El punto más original del ensayo de Josefa Ros Velasco es la caracterización del aburrimiento como una dolencia, como una patología o, como reza el título, como una enfermedad
La enfermedad del aburrimiento de Josefa Ros Velasco. El aburrimiento es un fenómeno cotidiano que nos atormenta cuando la realidad no cumple nuestras expectativas. Lo conocemos bien. A todos nos visita alguna vez, en su forma más sencilla y pasajera o en su expresión profunda y duradera.
La gente se aburre porque ya ha hecho todo lo que podía hacer.Así que, ahora, el miedo a la muerte es lo único que les emociona. (Brian Hugh Warner (Marilyn Manson), Guitar School Magazine, 1996)
La auténtica libertad no se define por una relación entre el deseo y la satisfacción, sino por una relación entre el pensamiento y la acción; […] el dolor y el fracaso pueden afligir al hombre, pero no pueden humillarlo mientras él mismo disponga de su propia facultad para actuar. (Simone Weil, Reflexiones sobre las causas de la libertad y de la opresión social, cap. 3)
En sus Tres libros sobre la vida, escribió Marsilio Ficino (1433-1499) —médico y filósofo neoplatónico del Renacimiento— que «las tinieblas interiores llenan de tristeza y de terror al alma mucho más que las exteriores» 1) . El ser humano es el único animal que debe habérselas con una interioridad que lo acecha e interpela. Es más: es el único ser sobre la Tierra que mantiene un diálogo activo consigo mismo y que, al decir del poeta latino Lucrecio (99-55 a. C.), debe coexistir con las «oscuras profundidades» que lo habitan.
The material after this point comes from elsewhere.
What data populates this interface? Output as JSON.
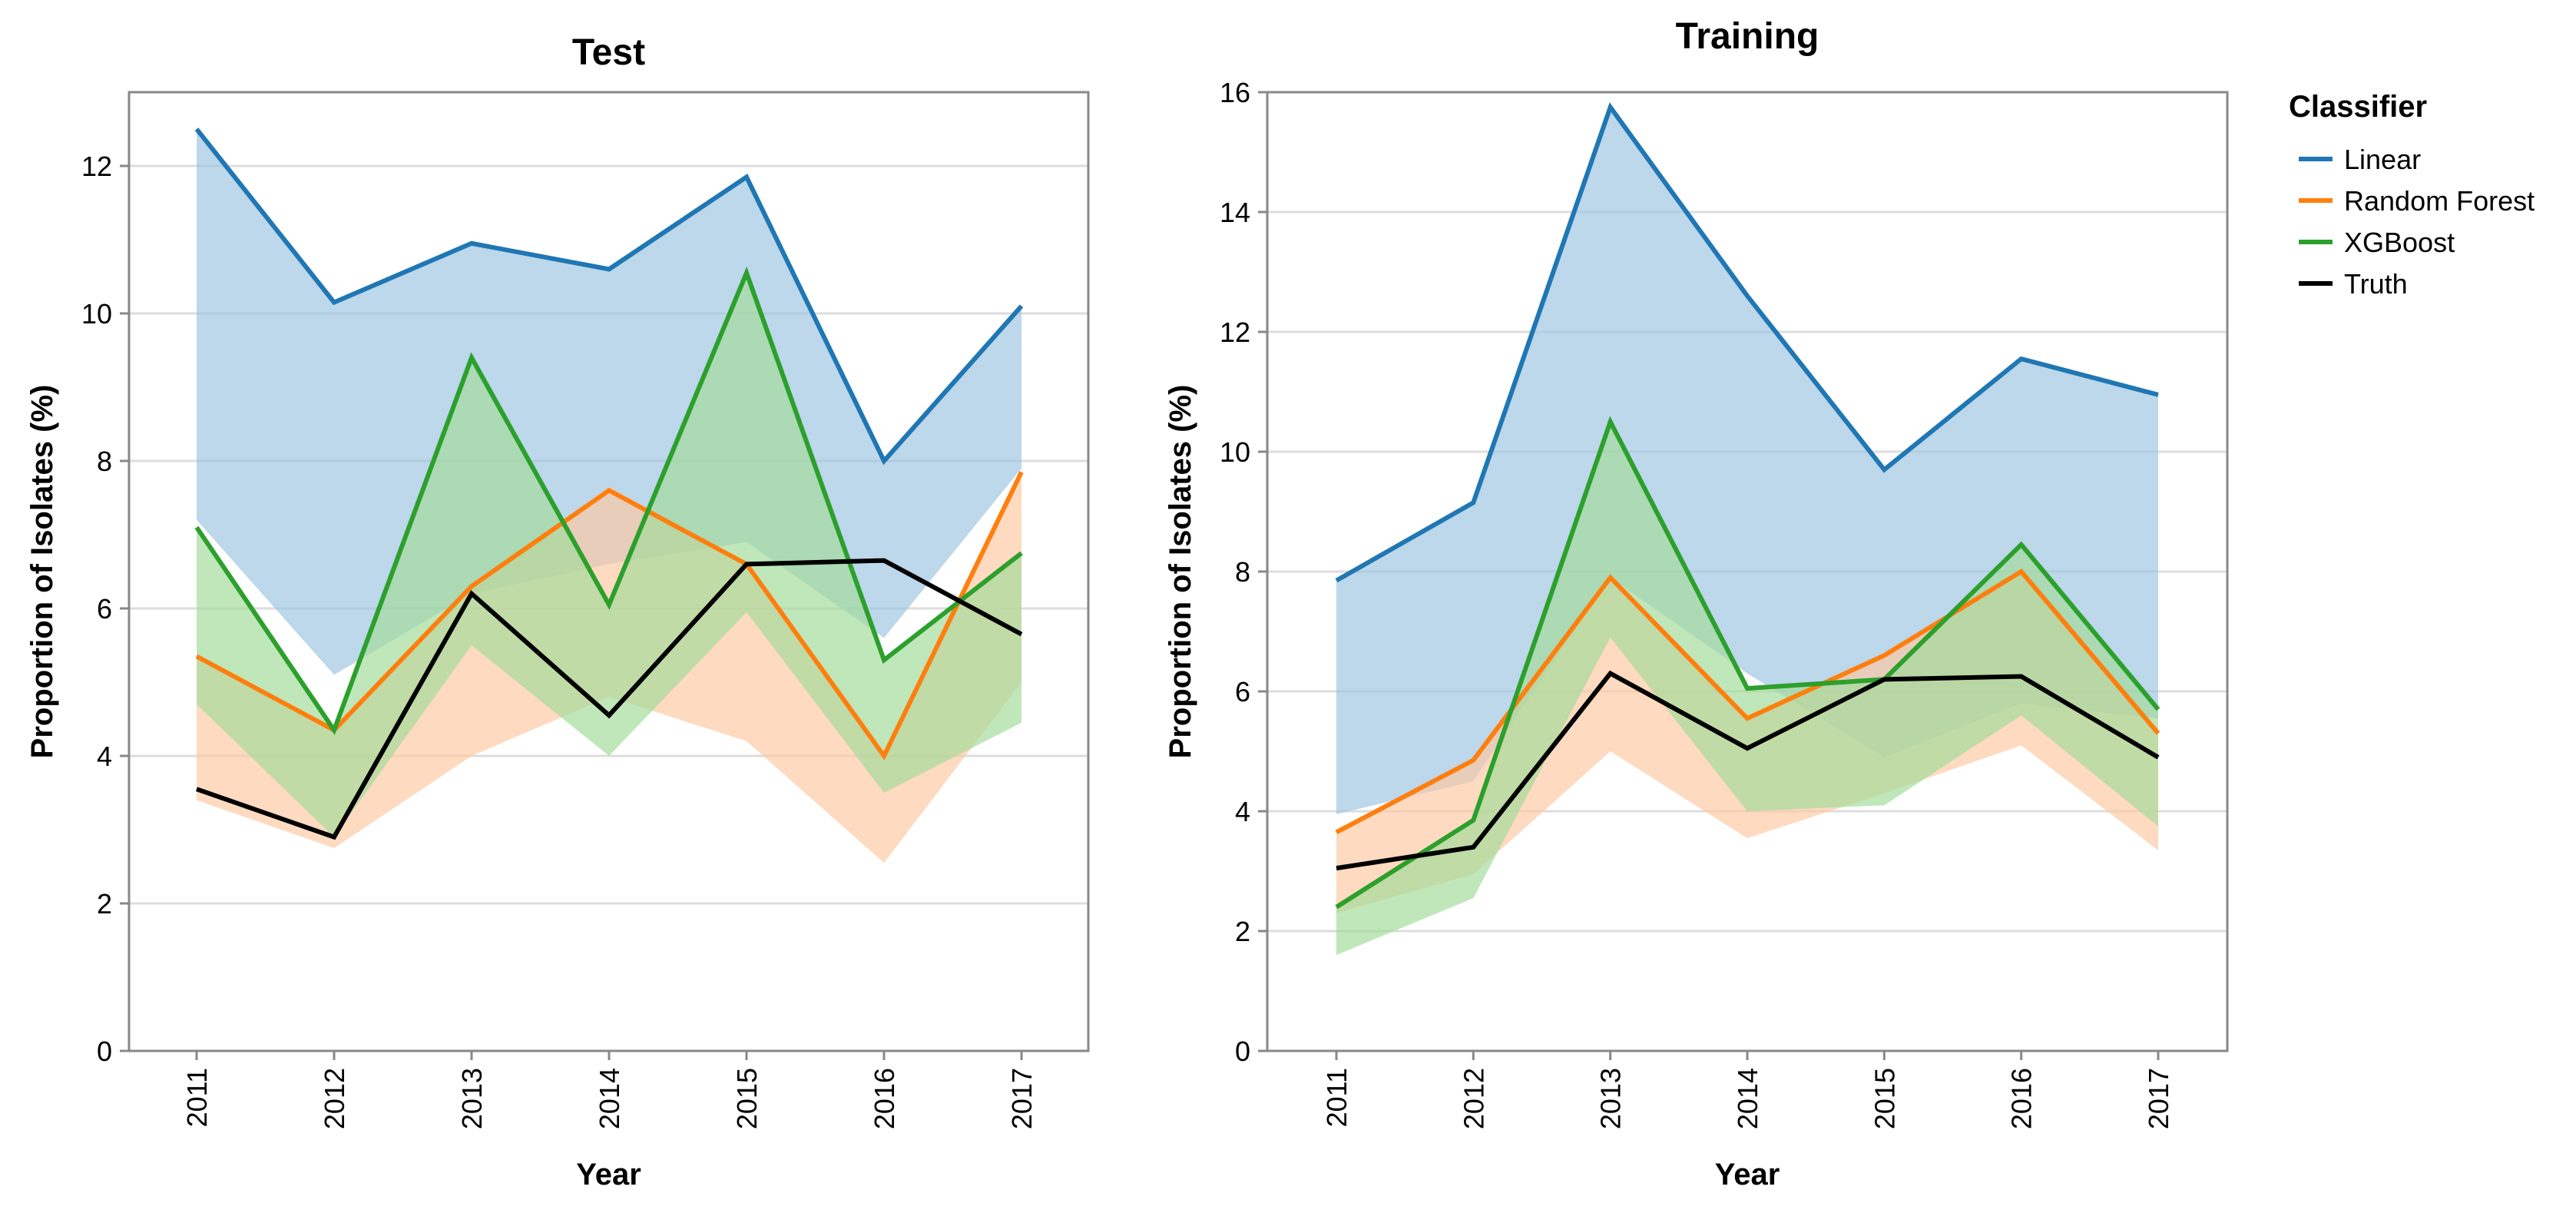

El pesimista Arthur Schopenhauer (1788-1860) recogió esta última enseñanza y defendió en sus lecciones sobre metafísica de las costumbres, redactadas para dar clase en su brevísima estancia en la Universidad de Berlín, que la oscuridad que vaga por nuestros adentros es apenas indescifrable, y que la realidad, tanto la exterior como —sobre todo— la interior, es un jeroglífico cuyo significado quizá no podamos alumbrar.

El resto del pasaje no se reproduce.